The arXiv paper on inference compute (article 1) should force a revision of evaluation practices across product and research teams. Across 12 frontier models tested on FrontierMath, Humanity's Last Exam, and TerminalBench, increasing token budgets or allowing repeated attempts significantly improves scores — meaning current leaderboards reflect evaluation budget constraints as much as actual model capabilities. The direct implication: comparing GPT-4o to Claude 3.7 on a fixed-budget benchmark is like comparing cars with different tank sizes. Any model selection decision based on these benchmarks without controlling for inference compute is potentially confounded.
On the agent side, two complementary signals. EComAgentBench (662 tasks, Amazon) tests a realistic scenario: user intent is distributed across the query, user profile, and successive clarifications, with a hard cap of 100 tool calls. The best model reaches 57.1% — indicating that handling fragmented intent remains an open problem, not a solved one. PreAct addresses a different problem: latency and cost on repetitive tasks. By compiling successful agent runs into small finite-state machines (FSMs) replayed 8.5–13x faster without per-step LLM calls, and adding an independent validator that prevents accumulation of broken FSMs (+1.75–2.6 tasks on mobile/desktop/web benchmarks), PreAct offers a concrete architecture for agents deployed in production on stable workflows.
The Discrete-Log Clock paper (Nanda et al.) is the most mechanistic entry in today's selection: on the task a·b mod 113, a transformer implements not a standard DFT but a multiplicative character transform, with 96.9% of MLP neurons tuned to a single frequency and a sparse spectrum (Gini 0.58 vs 0.07). This is not an academic curiosity — it is a constraint on what to expect from transformers on modular arithmetic tasks, and a diagnostic tool for interpretability work. FllumaOne (100,000 CAD models, Qwen2.5-Coder-1.5B baseline at 99.14% STEP export validity) is primarily a signal on the maturity of code-native datasets for closed technical domains: syntactic validity is nearly solved, the real problem remains geometric semantics.
Study evaluating 12 frontier models on inference compute impact across seven benchmarks. Three interventions tested: larger token budgets, context compaction, repeated submission attempts. Results: increased budgets substantially improve performance on FrontierMath, Humanity's Last Exam, TerminalBench. Fixed-budget evaluations increasingly understate newer model capabilities.

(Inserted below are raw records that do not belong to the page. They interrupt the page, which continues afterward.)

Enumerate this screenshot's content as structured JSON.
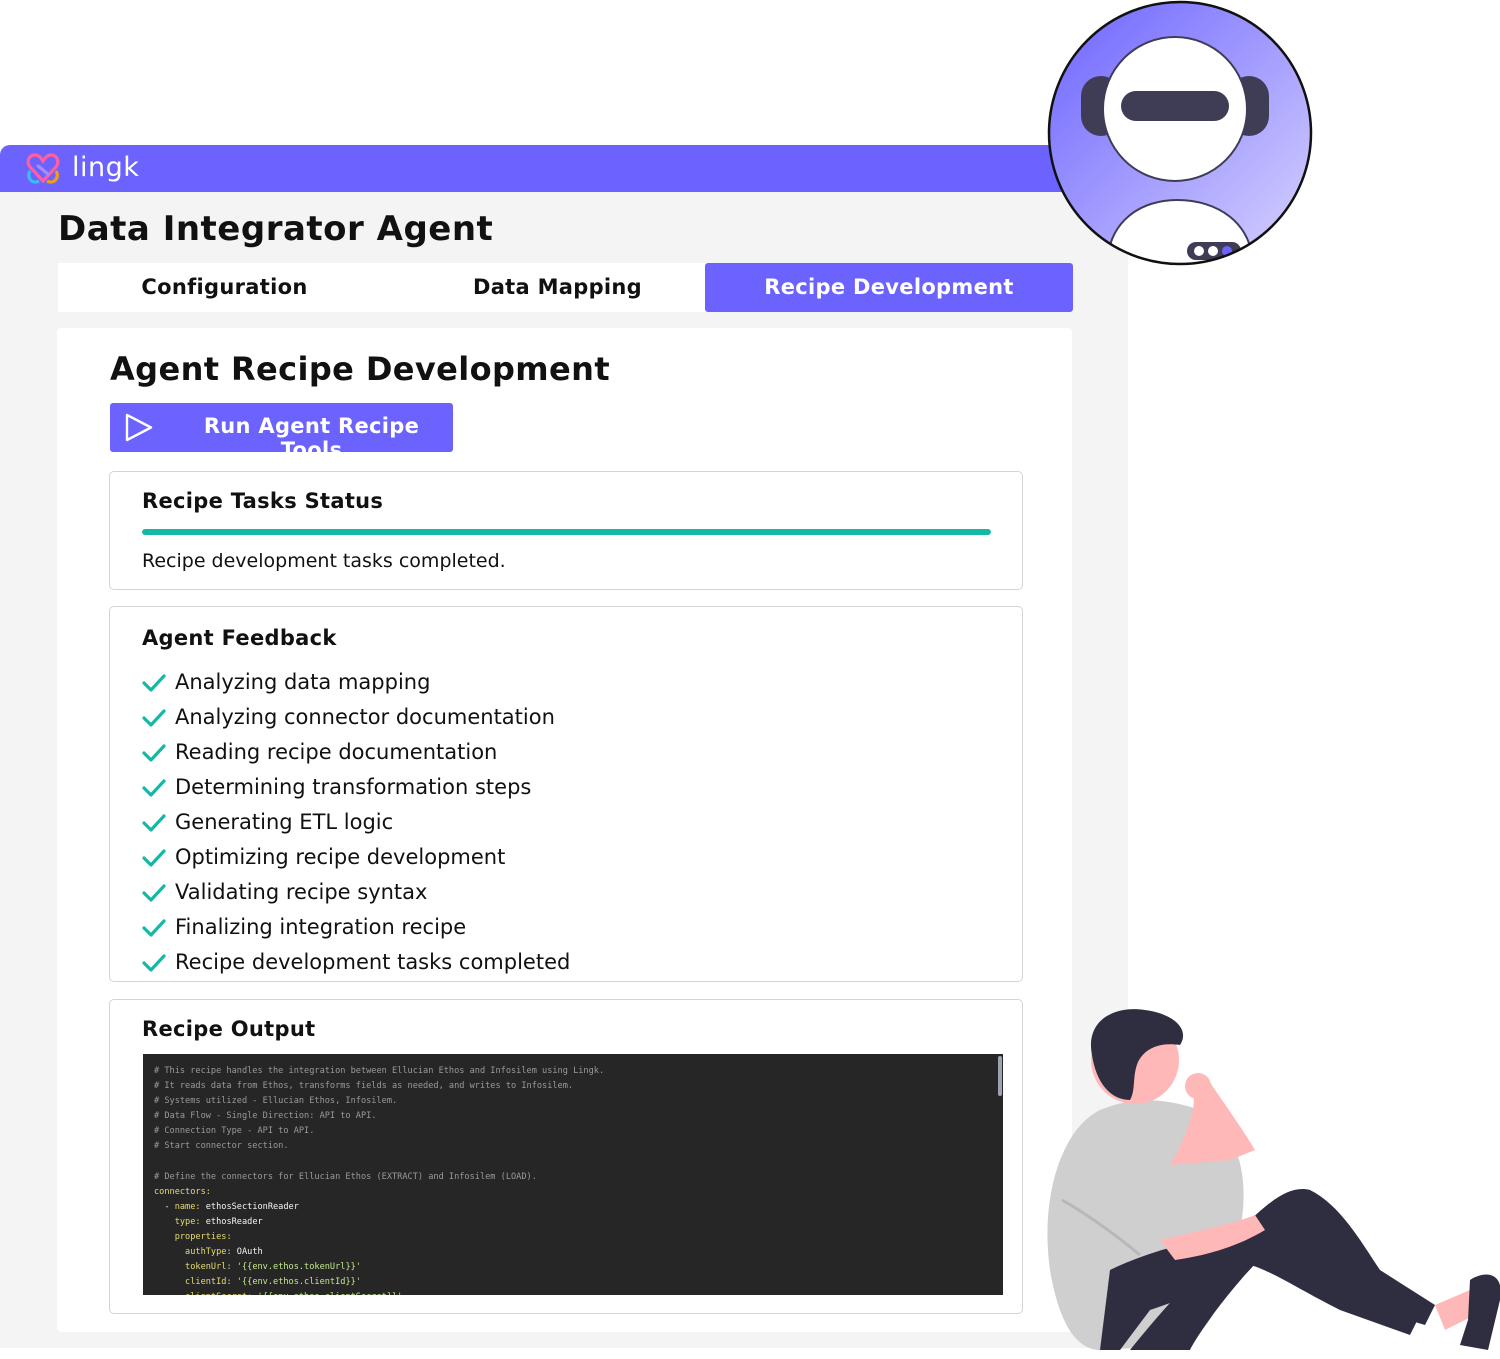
{
  "app": {
    "logo_text": "lingk",
    "title": "Data Integrator Agent",
    "brand_color": "#6c63ff"
  },
  "tabs": [
    {
      "label": "Configuration",
      "active": false
    },
    {
      "label": "Data Mapping",
      "active": false
    },
    {
      "label": "Recipe Development",
      "active": true
    }
  ],
  "main": {
    "title": "Agent Recipe Development",
    "run_button": {
      "label": "Run Agent Recipe Tools",
      "icon": "play-icon"
    }
  },
  "status_card": {
    "title": "Recipe Tasks Status",
    "progress_percent": 100,
    "progress_color": "#14b8a6",
    "status_text": "Recipe development tasks completed."
  },
  "feedback_card": {
    "title": "Agent Feedback",
    "icon": "check-icon",
    "items": [
      "Analyzing data mapping",
      "Analyzing connector documentation",
      "Reading recipe documentation",
      "Determining transformation steps",
      "Generating ETL logic",
      "Optimizing recipe development",
      "Validating recipe syntax",
      "Finalizing integration recipe",
      "Recipe development tasks completed"
    ]
  },
  "output_card": {
    "title": "Recipe Output",
    "code_lines": [
      {
        "type": "comment",
        "text": "# This recipe handles the integration between Ellucian Ethos and Infosilem using Lingk."
      },
      {
        "type": "comment",
        "text": "# It reads data from Ethos, transforms fields as needed, and writes to Infosilem."
      },
      {
        "type": "comment",
        "text": "# Systems utilized - Ellucian Ethos, Infosilem."
      },
      {
        "type": "comment",
        "text": "# Data Flow - Single Direction: API to API."
      },
      {
        "type": "comment",
        "text": "# Connection Type - API to API."
      },
      {
        "type": "comment",
        "text": "# Start connector section."
      },
      {
        "type": "blank",
        "text": ""
      },
      {
        "type": "comment",
        "text": "# Define the connectors for Ellucian Ethos (EXTRACT) and Infosilem (LOAD)."
      },
      {
        "type": "key",
        "indent": "",
        "key": "connectors:",
        "value": ""
      },
      {
        "type": "key",
        "indent": "  - ",
        "key": "name:",
        "value": " ethosSectionReader"
      },
      {
        "type": "key",
        "indent": "    ",
        "key": "type:",
        "value": " ethosReader"
      },
      {
        "type": "key",
        "indent": "    ",
        "key": "properties:",
        "value": ""
      },
      {
        "type": "key",
        "indent": "      ",
        "key": "authType:",
        "value": " OAuth"
      },
      {
        "type": "keystr",
        "indent": "      ",
        "key": "tokenUrl:",
        "value": " '{{env.ethos.tokenUrl}}'"
      },
      {
        "type": "keystr",
        "indent": "      ",
        "key": "clientId:",
        "value": " '{{env.ethos.clientId}}'"
      },
      {
        "type": "keystr",
        "indent": "      ",
        "key": "clientSecret:",
        "value": " '{{env.ethos.clientSecret}}'"
      }
    ]
  }
}
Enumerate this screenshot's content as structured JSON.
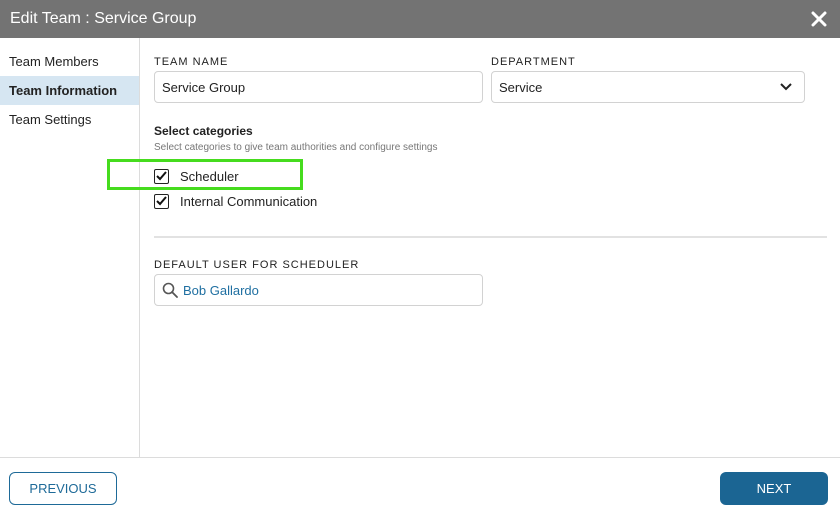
{
  "window": {
    "title": "Edit Team : Service Group",
    "close_icon": "close-icon"
  },
  "sidebar": {
    "items": [
      {
        "label": "Team Members",
        "active": false
      },
      {
        "label": "Team Information",
        "active": true
      },
      {
        "label": "Team Settings",
        "active": false
      }
    ]
  },
  "form": {
    "team_name_label": "TEAM NAME",
    "team_name_value": "Service Group",
    "department_label": "DEPARTMENT",
    "department_value": "Service",
    "categories_title": "Select categories",
    "categories_desc": "Select categories to give team authorities and configure settings",
    "categories": [
      {
        "label": "Scheduler",
        "checked": true
      },
      {
        "label": "Internal Communication",
        "checked": true
      }
    ],
    "default_user_label": "DEFAULT USER FOR SCHEDULER",
    "default_user_value": "Bob Gallardo"
  },
  "footer": {
    "previous_label": "PREVIOUS",
    "next_label": "NEXT"
  },
  "colors": {
    "titlebar": "#737373",
    "active_tab": "#d6e6f2",
    "primary": "#1b6593",
    "highlight": "#46dc1e",
    "link": "#1f6fa1"
  }
}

EComAgentBench is a benchmark of 662 e-commerce tasks evaluating LLM-based shopping agents on hidden intents distributed across query, user profile, and clarifications. Requirements are scattered and agents must uncover them within 100 tool calls. The strongest model achieves only 57.1% accuracy.
Researchers show that a transformer learning modular multiplication uses multiplicative character transform rather than standard DFT. On a·b mod 113, the spectrum becomes sparse (Gini 0.58 vs 0.07), with 96.9% of MLP neurons tuned to a single frequency. The algorithm implements a "Discrete-Log Clock" reducing multiplication to addition in discrete-log space.
PreAct compiles successful runs of computer-using agents into small state-machine programs, replayed 8.5-13x faster with no per-step LLM calls. An independent evaluator validates each program before storage. Across three benchmarks (mobile, desktop, web), this verification prevents faulty program accumulation (+1.75-2.6 tasks).
FllumaOne is a multimodal CAD dataset of 100,000 models generated by executable Python programs in Flluma (OpenCASCADE-based CAD system). Each sample aligns the program with a feature tree, STEP representation, point cloud, and natural-language descriptions. A Qwen2.5-Coder-1.5B baseline achieves 99.98% Python syntax validity and 99.14% STEP-export validity.